A Hancock Park Family Forgoes the Lawn for a Mission Garden Ripe with Edibles and Ornamentals

January 06, 2002|SUSAN HEEGER

Something magical happened when Cindy Boyd and Louis Wilde stripped the pink paint off their Mission-style house in Hancock Park. Suddenly, instead of Hollywood's idea of a hilltop villa in Majorca, they saw the plainness of La Purisima, one of the least adorned of California's missions. While the wear and tear of 75 years showed clearly in the finely cracked and pitted plaster, such flaws enhanced the character of walls that now resembled old adobe. And once adobe was invoked, the couple's hopes for a practical garden where they could tend vegetables along with climbing roses made sense. "Mission gardens were basically utilitarian," observes Wilde, an economist. "But their mix of edibles with ornamentals appealed to us as a model."

Four years ago, when he and Boyd, an artist, bought their house--designed in 1923 by architect A.S. Nibecker Jr.--they loved the purity of its original Batchelder tiles and wood floors. But the landscape was another story. Possibly during the 1940s, someone had planted podocarpus trees, some smack in front of windows, and snipped them into topiaries. The front hill was a sea of lawn, which Boyd and Wilde found dull, not to mention environmentally irresponsible. Along one edge, a concrete drive shot from the street uphill to wrap unpleasantly around the house, where it met more paving. Even a romantic courtyard near the front door was floored with brick, which made it baking hot during daylight hours. Boyd and Wilde cleaned the slate, banishing lawn, bricks and goofy topiaries. They kept one struggling rose, a 'Cecile Brunner' on the courtyard wall, and added a climbing 'Sally Holmes.' Wilde, who spent his childhood in Iowa farm country and is the food gardener of the pair, planted grapes in a side yard. Boyd, having grown up amid Orange County citrus groves, wanted to frame the house with orange trees. Like Wilde, she works largely from home and envisioned lush views from indoors and secluded garden spots where she could wander and relax. Both wanted their children, Max, 10, and Alexandra, 12, to enjoy the bounties of nature.
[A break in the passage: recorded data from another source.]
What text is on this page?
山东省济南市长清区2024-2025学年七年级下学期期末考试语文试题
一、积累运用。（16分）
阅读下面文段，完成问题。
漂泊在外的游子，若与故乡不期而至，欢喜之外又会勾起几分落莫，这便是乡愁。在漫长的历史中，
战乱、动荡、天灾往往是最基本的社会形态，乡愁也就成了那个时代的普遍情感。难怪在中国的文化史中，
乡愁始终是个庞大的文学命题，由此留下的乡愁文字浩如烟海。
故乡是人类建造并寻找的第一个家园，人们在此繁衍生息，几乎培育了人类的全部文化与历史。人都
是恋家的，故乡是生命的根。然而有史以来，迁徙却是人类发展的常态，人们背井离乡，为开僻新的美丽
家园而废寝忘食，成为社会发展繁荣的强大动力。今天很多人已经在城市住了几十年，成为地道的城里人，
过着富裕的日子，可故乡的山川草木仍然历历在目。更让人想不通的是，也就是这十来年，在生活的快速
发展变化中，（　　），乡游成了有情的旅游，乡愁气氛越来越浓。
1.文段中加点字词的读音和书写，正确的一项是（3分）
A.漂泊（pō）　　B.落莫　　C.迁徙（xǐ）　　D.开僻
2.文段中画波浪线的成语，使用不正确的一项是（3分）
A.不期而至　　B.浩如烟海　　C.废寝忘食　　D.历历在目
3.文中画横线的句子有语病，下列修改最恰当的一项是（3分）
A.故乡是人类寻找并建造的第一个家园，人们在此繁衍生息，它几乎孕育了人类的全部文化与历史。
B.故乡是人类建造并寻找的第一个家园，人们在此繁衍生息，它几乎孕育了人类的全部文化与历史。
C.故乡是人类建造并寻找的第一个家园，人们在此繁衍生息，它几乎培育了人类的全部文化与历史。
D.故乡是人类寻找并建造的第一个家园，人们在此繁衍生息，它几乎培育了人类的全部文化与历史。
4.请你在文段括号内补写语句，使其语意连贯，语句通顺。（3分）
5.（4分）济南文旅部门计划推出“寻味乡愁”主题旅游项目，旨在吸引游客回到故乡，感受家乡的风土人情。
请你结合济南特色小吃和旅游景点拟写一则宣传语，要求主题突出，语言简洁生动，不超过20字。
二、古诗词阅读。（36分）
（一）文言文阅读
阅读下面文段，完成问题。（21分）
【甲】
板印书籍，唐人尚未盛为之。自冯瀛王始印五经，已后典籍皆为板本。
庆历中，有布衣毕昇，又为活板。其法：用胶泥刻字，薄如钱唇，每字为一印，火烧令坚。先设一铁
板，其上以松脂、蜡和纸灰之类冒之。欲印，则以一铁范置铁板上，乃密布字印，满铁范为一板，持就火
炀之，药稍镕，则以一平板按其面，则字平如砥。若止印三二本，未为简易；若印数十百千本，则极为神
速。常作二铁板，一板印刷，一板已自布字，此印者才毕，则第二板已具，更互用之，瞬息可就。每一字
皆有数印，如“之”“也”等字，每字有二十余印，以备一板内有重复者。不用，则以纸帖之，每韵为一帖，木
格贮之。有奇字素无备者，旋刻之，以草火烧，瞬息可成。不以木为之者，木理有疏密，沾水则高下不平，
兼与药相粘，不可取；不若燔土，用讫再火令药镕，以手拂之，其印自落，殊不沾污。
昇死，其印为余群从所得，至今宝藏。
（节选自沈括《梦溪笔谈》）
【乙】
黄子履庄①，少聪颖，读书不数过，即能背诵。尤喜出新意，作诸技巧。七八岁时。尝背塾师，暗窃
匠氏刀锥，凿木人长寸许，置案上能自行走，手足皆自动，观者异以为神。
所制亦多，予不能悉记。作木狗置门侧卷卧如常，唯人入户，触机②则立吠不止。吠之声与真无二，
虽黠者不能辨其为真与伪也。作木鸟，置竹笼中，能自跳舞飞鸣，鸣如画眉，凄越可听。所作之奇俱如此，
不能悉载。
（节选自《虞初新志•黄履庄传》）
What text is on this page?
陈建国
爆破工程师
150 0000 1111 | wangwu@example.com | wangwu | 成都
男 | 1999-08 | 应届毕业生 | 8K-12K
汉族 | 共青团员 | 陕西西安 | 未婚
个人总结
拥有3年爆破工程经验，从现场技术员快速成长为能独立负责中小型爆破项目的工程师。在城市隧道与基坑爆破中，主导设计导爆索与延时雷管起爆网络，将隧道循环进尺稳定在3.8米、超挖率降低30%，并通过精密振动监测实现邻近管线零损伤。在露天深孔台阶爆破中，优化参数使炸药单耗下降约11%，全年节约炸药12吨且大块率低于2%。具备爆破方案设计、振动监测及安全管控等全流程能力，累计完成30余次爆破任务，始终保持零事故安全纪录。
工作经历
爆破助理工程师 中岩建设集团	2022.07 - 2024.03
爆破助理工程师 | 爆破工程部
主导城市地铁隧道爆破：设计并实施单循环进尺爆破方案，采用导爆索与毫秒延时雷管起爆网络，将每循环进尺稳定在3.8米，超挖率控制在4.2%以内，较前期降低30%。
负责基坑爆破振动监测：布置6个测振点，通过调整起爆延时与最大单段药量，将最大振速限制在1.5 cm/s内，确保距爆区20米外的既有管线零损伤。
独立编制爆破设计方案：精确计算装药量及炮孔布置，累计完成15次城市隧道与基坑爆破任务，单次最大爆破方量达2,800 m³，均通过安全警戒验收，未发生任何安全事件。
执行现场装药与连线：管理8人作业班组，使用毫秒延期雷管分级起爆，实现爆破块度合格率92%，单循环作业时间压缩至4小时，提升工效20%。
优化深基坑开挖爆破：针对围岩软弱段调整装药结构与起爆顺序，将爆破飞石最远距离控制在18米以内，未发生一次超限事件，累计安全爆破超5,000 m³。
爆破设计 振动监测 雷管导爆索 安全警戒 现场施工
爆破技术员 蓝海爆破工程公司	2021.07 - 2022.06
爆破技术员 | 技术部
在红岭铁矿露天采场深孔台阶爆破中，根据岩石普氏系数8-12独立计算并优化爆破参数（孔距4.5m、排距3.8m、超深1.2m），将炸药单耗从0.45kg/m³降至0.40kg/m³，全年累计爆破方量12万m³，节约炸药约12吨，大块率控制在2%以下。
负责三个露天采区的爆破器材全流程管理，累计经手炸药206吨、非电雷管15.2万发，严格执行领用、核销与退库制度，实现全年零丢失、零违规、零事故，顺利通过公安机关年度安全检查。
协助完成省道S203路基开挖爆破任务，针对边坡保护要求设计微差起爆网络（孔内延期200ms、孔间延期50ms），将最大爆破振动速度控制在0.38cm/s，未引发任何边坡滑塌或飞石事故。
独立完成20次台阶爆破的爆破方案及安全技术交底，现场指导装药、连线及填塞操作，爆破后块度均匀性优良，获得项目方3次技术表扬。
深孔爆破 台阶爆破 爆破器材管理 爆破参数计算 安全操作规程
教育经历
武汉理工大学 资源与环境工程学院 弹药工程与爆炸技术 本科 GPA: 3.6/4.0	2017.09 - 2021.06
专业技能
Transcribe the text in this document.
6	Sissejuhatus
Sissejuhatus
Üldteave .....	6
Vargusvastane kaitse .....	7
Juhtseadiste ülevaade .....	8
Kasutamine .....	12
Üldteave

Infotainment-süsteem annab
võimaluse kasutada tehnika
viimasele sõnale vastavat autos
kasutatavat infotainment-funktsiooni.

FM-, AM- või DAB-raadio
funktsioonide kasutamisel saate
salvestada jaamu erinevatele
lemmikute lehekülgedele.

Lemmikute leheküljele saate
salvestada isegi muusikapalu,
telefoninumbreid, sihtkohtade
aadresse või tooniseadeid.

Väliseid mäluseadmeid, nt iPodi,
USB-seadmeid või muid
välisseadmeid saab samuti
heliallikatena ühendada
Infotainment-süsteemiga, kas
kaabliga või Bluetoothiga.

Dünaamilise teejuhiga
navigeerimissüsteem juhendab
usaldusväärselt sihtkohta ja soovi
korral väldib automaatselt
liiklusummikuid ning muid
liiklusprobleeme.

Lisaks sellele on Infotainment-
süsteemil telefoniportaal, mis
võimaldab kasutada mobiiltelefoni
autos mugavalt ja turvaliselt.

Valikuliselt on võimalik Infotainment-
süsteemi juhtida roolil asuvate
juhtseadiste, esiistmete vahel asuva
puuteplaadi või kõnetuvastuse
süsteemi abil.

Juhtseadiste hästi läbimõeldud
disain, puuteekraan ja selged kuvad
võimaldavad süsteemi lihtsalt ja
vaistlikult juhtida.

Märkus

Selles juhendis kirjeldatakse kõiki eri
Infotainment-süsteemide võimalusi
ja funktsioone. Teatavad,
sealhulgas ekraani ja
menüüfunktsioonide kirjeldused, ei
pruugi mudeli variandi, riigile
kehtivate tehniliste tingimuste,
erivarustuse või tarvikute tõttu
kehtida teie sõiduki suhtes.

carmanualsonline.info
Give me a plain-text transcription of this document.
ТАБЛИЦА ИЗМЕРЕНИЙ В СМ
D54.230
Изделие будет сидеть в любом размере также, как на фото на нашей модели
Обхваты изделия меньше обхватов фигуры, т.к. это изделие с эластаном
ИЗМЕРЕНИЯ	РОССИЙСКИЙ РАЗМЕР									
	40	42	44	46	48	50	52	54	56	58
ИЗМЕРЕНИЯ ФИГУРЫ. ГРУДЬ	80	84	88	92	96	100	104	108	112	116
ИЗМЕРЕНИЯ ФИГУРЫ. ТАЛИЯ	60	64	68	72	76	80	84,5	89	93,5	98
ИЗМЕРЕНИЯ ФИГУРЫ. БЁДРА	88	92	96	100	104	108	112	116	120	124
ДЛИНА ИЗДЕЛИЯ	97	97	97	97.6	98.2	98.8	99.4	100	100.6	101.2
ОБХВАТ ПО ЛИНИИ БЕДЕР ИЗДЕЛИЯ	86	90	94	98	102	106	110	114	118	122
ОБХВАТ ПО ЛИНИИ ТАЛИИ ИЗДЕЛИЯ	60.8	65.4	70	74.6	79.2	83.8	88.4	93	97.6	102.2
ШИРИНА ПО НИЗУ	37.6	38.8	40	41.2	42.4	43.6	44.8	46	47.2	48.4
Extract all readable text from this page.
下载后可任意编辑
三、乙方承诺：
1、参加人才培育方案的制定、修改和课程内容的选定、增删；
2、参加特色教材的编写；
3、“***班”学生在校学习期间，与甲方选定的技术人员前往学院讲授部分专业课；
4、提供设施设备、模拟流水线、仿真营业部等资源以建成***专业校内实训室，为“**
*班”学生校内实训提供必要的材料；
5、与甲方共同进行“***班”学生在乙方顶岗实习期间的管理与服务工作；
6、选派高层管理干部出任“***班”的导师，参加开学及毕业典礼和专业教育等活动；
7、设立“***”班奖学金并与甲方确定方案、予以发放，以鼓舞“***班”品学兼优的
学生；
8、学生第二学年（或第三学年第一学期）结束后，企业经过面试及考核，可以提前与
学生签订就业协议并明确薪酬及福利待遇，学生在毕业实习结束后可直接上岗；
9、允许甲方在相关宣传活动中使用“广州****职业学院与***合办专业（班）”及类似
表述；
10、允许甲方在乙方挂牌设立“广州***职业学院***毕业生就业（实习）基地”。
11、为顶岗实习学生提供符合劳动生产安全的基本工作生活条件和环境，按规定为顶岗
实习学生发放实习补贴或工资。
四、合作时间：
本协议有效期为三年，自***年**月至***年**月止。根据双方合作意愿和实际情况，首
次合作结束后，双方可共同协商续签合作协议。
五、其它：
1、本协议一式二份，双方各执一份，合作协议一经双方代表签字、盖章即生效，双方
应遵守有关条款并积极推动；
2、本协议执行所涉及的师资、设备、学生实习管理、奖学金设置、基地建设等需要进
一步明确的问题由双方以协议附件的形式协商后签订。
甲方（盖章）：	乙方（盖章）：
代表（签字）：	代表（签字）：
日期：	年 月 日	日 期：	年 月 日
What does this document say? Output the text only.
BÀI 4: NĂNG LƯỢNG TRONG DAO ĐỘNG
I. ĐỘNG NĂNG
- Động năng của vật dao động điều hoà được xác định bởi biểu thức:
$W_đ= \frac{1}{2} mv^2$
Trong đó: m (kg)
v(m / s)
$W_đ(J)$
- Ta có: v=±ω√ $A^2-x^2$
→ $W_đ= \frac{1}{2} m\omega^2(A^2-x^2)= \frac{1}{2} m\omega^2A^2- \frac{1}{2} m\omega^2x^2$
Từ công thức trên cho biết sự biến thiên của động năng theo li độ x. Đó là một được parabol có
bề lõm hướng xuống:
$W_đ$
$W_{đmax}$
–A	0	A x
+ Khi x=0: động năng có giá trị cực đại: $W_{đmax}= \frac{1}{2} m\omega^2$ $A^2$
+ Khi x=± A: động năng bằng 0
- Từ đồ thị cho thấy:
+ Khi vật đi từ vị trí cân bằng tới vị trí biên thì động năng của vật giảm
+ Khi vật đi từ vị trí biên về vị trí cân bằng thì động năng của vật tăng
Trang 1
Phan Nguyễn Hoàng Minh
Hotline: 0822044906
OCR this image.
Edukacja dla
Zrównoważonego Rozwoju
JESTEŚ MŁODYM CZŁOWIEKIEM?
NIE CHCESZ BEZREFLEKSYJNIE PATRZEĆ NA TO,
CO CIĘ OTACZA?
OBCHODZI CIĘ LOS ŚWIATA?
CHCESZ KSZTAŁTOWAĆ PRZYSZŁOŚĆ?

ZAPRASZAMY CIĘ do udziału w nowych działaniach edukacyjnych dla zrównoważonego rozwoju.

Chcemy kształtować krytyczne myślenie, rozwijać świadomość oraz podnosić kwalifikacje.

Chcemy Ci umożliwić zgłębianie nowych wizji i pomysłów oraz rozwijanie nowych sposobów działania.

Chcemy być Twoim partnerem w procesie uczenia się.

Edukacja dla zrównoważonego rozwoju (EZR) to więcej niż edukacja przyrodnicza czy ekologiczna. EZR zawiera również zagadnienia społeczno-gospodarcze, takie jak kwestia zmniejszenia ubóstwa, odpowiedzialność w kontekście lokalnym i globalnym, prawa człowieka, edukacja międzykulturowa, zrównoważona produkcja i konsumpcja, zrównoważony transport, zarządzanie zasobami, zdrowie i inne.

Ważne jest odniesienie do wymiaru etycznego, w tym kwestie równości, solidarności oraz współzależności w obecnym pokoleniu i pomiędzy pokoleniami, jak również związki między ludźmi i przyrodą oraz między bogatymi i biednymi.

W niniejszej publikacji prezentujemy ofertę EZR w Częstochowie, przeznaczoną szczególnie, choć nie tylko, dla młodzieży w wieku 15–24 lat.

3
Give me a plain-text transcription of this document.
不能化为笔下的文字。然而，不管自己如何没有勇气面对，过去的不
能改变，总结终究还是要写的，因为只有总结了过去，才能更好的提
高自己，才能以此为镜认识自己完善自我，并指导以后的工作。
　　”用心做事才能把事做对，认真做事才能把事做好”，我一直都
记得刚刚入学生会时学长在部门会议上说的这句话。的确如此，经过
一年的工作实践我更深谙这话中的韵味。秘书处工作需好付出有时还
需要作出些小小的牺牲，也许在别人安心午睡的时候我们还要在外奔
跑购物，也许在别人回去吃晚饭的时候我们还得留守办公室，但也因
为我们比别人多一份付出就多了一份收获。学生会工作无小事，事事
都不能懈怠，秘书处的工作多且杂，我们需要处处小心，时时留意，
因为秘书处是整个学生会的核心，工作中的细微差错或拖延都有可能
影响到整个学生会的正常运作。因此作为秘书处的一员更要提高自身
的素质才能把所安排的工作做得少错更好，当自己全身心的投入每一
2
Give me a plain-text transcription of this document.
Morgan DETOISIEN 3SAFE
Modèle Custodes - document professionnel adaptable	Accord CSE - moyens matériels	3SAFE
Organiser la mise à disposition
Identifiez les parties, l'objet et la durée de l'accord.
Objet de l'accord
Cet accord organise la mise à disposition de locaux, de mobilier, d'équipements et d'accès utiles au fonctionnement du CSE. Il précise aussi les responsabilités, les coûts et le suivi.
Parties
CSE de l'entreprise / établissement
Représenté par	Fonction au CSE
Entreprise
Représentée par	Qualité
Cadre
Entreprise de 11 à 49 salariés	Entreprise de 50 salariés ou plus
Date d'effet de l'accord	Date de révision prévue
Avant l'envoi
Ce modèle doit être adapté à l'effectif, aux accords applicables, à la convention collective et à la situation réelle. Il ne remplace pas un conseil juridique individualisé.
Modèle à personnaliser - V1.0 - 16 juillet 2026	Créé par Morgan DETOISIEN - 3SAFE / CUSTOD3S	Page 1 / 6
But given their demanding schedules, they asked Altadena landscape designer Robert Cardenas to help them lay out their ideas. "We spent time walking, looking at views and getting a sense of each space," says Cardenas, adding that the house itself partly dictated the lay of outdoor rooms. Off the kitchen, for example, it made sense to site a dining terrace and surround it with herbs. The front courtyard, once it was sheltered with palms and cooled by a reflecting pool, created a view garden from the living room and a hidden alcove for lounging. Behind the house, where the sun is strongest--and where the windows of Wilde's office face garden--proved ideal for his food plots, now bursting with tomatoes, zucchini and peppers.

But the mission feeling is just as palpable on the front hill, where orange trees blossom alongside specimen agaves and grasses seed among boulders, adding an air of benign neglect. An allee of olives curtains off the drive, which no longer continues past the house. In place of its forbidding ribbon, Cardenas has threaded steppingstones through a newly planted tropical glade, rustling with palms, ferns and jujube trees.

"For me, exotics enhance a garden's sense of wonder," says Cardenas, who went to out-of-the-way nurseries such as Mimosa in East L.A. seeking mango, papaya and litchi nut trees.

"It became a family game choosing from Robert's list," Wilde recalls. " 'Do we want kiwis? Why not!' "

Such curiosities hark back to early California history, when the state was seen by East Coast transplants as a paradise where anything would grow. Admittedly, says Cardenas, some are still experiments. "We're waiting to see if it's hot enough for the papayas." Meanwhile, aside from spring irises, courtyard roses and nodding lavender, you won't see many flowers here. In this garden, beauty speaks softly, like the weathered walls of an old house.